For trail riding advocates in Prince Edward Island, there is hope that a pilot program that started in 2021 will become permanent, and even expand access to the Confederation Trail.

Horse-Canada reported in 2022 on how the program was extended through that year. Now, according to a CBC news report, a total of 66 kilometres are currently open to horses in all three of the island province’s counties.

Some of the riders want the trails opened further throughout the province. One such rider is Dr. Sylvia Hall Andrews, a veterinarian who is also the secretary of P.E.I. Trail Riders. “We would like to see an expansion of trail access over time…. The government is well aware our goal is to slowly increase the accessibility,” Hall Andrews said in a CBC article. “We feel that horses are safe on the trail, belong on the trail.”
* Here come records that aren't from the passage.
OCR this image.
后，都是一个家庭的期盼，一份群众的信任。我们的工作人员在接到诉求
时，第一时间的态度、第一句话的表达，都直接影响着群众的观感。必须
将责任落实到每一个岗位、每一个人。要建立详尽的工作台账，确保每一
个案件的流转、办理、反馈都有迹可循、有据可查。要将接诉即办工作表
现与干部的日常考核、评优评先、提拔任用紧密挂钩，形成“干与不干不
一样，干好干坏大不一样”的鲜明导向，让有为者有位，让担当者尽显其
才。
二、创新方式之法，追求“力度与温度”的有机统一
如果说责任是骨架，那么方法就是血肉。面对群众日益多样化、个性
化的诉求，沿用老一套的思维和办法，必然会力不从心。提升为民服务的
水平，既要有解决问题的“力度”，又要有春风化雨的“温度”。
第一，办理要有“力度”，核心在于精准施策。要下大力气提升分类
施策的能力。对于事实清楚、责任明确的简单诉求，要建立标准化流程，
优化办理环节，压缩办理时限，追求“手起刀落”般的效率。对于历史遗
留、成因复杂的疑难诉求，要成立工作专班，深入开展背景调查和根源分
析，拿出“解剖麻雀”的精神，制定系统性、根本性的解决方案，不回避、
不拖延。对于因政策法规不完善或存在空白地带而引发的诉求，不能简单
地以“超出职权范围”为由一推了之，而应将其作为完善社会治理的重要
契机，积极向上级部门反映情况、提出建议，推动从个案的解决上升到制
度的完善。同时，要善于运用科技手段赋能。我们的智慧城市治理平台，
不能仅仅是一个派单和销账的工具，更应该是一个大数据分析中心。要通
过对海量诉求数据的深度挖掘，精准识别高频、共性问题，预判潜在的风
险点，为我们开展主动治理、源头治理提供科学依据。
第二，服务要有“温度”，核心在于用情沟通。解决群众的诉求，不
The trail riders must share the trail system with hikers, runners, and cyclists. And herein lies some of the continued controversy. “We are concerned about the impact on the trail bed, we’re concerned about the impact on other users, the potential safety issues if there are too many users of different kinds,” Jordan Bober, the executive director of the group Cycling PEI told the CBC.

Stephen Szwarc is the province’s director of highway maintenance, which oversees use of the Confederation Trail, told the pubcaster that his staff monitor damage from all users, but that over the course of the pilot program no major issues or damage have been reported with the horses or interactions between various users.

Regarding if horseback riding will become a permanent fixture on the province’s trails, the jury is still out. According to Szwarc, the province is expecting an independent report “based on public meetings and online surveys.” That report is due this summer, after which expect still more feedback and public consultations.

“It’s a very, very small piece of the overall trail pie,” said Hall Andrews in the article. “We appreciate there’s still some trepidation among some other users, but horses share trails successfully in other parts of Canada.”

The trail system was opened to equestrians from July 1 to Oct. 31.